National Archives map 1864

     In 1789 Aquilla Mitchell bought the land from Robert Radford, and in 1808 passed in onto her son, John Mitchell Sr. The Mitchell family owned over 600 acres in the Radford Ford area, including the land the vineyard is on now, and was instrumental in the creation of most of the first roads in this area of Bedford county. 

     John Mitchell Sr had at least two sons, Stephen and Eldred, who bought the property from their father in 1820 and 1821 and increased their land holdings to eventually own hundreds of acres of land and 3 mills, from what is now the SML Yacht Club down past Radford Ford to Merriman's Run in their day. The local families of Mitchell, Franklin and Lynch intermingled by marriage and the various land plots changed hands frequently.

USGS map from 1887

    In 1837 Henry W. Franklin bought the land the vineyard is on from the Mitchell's for $150, as well as a mill down from the vineyard by Radford Ford.

USGS map from 1902

     Henry Franklin held the property and increased the farm land, particularly in 1861 when James Franklin gave him power of attorney over his lands and left for the Civil War. 

     The farm property the vineyard now stands on became contested when Henry Franklin died in 1866, and after a lengthy court case between relatives John C Franklin purchased both the mill and the farm properties in 1875. He sold off the mill to Thomas Mitchell, and it was well remembered for the area's memorable social events hosted there.

USGS map from 1928

     The Lynchs, part of the same family that gave rise to Lynchburg, owned the land just to the north of Radford Ford, now known commonly as High Point. They operated a large quarry that supplied Greenstone (a form of local soapstone) to many parts of SW Bedford county. The quarry became a cove when the lake was flooded. There are stories of the mule teams that pulled wagons loaded with stone blocks up the Radford Ford Road.

     It was in the 1880s that the town of Big Lick changed it's name to Roanoke, and the Staunton River was renamed the Roanoke River. Most folks think the town changing it's name was probably a good thing.

 USGS map from 1942

     John Franklin passed away in 1888. A local character named B.F.T. (Tom) Ayers owned a great deal of property along the Radford Ford Road, and acquired the vineyard property in 1890 from the estate of the late Franklin. He in turn sold the vineyard property to the widow Edda Ayers Cundif in 1923 for the sum of $1000.

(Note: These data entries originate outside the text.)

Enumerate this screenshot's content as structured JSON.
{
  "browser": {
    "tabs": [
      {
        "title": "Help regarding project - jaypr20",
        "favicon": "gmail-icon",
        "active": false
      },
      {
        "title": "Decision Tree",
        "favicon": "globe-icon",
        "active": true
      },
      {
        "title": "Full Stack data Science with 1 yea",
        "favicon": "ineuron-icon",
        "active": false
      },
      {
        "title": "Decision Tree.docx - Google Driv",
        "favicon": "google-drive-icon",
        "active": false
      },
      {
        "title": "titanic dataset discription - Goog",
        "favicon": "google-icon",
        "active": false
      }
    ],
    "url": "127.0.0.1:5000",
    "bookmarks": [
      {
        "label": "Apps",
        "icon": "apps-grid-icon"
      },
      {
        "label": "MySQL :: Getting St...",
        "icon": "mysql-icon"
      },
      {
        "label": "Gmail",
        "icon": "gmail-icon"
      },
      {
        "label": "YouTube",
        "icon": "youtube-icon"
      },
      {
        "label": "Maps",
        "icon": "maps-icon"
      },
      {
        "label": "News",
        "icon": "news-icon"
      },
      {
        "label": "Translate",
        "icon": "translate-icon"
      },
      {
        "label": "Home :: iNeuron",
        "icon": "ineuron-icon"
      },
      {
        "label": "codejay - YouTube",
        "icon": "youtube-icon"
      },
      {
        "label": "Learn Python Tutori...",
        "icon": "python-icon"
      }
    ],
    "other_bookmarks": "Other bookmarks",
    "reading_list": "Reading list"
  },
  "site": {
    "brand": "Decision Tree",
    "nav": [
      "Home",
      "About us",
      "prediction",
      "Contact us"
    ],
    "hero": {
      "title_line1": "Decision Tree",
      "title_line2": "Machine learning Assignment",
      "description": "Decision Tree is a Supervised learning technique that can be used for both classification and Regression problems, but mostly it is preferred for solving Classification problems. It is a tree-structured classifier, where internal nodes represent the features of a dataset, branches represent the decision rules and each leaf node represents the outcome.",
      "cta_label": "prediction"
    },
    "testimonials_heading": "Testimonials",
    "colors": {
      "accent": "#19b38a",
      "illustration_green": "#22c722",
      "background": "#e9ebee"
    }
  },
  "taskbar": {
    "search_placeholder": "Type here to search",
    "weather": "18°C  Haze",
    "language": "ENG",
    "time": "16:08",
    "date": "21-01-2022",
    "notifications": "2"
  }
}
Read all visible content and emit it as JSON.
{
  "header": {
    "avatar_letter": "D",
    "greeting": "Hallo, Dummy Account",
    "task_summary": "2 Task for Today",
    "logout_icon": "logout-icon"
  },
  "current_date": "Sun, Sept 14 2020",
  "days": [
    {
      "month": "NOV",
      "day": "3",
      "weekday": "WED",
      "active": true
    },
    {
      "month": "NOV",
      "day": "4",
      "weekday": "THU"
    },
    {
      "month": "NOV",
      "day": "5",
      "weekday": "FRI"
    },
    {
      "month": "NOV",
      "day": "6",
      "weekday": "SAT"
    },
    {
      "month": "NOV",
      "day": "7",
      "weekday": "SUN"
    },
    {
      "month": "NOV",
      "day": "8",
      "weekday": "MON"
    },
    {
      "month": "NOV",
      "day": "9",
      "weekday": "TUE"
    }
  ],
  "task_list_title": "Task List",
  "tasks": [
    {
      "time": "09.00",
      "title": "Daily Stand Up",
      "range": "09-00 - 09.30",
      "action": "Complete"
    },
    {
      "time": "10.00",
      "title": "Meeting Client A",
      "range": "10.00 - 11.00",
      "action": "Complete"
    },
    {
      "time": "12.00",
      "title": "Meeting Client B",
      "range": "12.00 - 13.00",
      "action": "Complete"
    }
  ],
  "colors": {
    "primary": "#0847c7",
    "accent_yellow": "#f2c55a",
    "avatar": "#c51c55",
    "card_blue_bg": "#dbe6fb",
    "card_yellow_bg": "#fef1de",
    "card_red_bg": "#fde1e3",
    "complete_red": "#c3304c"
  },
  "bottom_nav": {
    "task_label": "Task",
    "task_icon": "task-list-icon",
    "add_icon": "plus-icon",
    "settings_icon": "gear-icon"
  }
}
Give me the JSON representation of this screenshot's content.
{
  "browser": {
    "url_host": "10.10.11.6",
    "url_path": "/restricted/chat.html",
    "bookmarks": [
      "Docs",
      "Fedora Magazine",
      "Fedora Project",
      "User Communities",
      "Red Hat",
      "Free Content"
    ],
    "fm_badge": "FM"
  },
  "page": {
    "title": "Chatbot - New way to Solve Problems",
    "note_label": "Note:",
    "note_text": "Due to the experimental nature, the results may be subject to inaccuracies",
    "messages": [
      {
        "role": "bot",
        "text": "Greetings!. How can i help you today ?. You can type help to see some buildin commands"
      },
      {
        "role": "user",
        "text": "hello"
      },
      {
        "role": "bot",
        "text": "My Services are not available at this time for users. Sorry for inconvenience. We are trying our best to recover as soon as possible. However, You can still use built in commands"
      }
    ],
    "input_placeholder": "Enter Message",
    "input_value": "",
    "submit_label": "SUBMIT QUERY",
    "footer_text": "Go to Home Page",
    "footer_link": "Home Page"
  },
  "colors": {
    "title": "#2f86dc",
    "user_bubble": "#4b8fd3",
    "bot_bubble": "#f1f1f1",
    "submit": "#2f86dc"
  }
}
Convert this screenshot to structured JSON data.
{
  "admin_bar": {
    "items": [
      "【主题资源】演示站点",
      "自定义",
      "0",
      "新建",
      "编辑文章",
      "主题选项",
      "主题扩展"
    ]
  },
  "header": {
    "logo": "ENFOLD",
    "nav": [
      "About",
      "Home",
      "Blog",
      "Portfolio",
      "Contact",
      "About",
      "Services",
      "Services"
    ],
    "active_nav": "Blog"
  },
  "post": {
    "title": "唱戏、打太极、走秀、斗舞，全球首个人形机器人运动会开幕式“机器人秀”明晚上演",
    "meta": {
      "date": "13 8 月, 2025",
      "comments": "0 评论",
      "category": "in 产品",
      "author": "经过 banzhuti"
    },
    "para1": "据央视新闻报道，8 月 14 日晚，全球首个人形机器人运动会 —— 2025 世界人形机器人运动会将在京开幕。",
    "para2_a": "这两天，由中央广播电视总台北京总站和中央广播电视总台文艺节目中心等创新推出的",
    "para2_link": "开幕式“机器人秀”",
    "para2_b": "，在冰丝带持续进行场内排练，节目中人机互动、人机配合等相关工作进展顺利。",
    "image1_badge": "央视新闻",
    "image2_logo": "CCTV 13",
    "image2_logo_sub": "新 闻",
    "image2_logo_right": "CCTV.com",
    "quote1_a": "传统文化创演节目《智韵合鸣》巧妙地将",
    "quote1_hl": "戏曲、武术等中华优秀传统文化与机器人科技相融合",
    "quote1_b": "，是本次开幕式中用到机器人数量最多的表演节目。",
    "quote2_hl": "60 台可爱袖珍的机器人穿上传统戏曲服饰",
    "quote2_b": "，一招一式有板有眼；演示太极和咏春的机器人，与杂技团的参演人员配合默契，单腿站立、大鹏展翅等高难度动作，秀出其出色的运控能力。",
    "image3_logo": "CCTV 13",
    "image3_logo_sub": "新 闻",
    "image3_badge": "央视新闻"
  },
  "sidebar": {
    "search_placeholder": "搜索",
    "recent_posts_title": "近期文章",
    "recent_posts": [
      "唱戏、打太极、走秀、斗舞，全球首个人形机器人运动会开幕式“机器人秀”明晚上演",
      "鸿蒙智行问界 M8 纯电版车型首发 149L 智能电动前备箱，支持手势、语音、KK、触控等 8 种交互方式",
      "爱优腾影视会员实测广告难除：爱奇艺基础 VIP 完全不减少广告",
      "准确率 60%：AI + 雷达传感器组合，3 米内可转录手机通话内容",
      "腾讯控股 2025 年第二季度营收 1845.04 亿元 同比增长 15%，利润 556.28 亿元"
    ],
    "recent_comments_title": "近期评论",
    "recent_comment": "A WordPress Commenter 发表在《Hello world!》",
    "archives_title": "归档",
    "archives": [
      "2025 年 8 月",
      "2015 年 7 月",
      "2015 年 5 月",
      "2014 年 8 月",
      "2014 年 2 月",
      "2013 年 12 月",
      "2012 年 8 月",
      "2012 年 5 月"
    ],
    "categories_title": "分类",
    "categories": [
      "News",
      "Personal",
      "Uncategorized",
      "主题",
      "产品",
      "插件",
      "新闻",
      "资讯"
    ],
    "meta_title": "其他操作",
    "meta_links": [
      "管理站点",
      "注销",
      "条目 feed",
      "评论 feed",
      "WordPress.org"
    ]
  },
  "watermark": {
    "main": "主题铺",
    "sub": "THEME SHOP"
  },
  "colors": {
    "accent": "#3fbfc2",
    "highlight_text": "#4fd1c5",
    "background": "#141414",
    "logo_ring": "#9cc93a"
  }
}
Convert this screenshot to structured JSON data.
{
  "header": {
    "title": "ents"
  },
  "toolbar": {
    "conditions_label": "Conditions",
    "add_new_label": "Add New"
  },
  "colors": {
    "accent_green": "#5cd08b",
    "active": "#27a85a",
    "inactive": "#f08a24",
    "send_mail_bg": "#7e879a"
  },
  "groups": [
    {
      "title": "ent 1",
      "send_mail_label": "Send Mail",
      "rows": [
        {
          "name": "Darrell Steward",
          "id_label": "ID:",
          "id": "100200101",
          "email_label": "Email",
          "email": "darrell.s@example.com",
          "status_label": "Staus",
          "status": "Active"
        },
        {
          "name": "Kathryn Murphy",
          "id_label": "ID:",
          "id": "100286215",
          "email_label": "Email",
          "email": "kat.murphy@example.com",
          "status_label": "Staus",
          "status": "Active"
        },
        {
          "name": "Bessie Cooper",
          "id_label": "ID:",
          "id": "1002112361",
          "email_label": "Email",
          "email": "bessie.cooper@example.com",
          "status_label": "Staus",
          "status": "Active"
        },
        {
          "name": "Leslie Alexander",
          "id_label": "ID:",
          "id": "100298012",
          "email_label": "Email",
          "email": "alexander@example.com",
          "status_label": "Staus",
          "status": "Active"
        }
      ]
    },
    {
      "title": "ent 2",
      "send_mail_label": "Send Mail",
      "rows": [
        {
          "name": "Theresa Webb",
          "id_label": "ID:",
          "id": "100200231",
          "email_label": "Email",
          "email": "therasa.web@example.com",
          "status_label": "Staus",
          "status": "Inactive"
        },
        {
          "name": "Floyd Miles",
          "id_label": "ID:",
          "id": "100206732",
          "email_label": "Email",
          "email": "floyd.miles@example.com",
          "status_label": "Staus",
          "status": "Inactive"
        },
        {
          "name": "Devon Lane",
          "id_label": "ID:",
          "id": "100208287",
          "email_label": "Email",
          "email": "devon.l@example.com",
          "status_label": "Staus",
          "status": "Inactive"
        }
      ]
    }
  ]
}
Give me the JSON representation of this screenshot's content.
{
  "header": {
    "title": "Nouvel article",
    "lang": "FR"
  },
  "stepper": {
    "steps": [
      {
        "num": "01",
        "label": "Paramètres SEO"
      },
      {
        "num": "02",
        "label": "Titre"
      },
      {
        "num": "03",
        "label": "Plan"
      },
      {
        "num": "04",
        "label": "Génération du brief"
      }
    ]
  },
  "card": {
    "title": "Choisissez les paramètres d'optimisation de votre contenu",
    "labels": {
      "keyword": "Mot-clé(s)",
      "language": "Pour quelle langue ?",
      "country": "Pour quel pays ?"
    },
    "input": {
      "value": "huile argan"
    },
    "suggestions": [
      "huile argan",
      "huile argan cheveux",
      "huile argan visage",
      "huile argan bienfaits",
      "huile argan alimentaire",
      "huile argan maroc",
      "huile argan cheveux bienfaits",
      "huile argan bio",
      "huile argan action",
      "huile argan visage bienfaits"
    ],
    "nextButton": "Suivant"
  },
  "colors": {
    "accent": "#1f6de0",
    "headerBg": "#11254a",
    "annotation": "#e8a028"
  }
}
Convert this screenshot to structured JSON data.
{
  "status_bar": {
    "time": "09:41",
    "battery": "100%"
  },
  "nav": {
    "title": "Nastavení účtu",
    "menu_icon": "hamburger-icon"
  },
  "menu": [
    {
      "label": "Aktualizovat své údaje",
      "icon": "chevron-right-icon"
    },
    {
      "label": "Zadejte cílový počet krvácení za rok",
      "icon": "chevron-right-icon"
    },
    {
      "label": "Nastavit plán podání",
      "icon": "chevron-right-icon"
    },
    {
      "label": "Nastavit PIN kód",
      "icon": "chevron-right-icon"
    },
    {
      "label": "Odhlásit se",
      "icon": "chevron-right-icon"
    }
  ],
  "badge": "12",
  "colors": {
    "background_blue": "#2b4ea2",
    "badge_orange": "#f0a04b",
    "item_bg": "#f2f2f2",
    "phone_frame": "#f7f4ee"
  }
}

     Berry, Tom and Martha Scruggs immigrated from Germany into Franklin county in the 1700s, and gave the Scruggs name to that well known road and community near Westlake.  Berry's grandson, Tobe Scruggs, came across the river and married Edda Ayers Cundif in 1923, and she had the current farmhouse built for $500 as a wedding present.
Current GIS map

Edda passed away, and Tobe was a familiar and colorful fixture to those passing along the Radford Ford Road. When the lake was formed the dead end road was renamed from Radford Ford Road to Hickory Cove Lane, and Tobe remained in the old farmhouse until he was 97 years old. The house had a hand dug well and still lacked indoor plumbing.

Current GIS map

Roger and Judy Furrow would drive past Tobe's farmhouse to get to Roger's parents lake cabin further down, so from the 1960's on they grew familiar with Tobe sitting on his farmhouse front porch waving at passer-bys.

Current GIS map

When the Furrows began looking for additional farmland near their lake house for an expanded vineyard, the Scruggs farm was the perfect choice for them.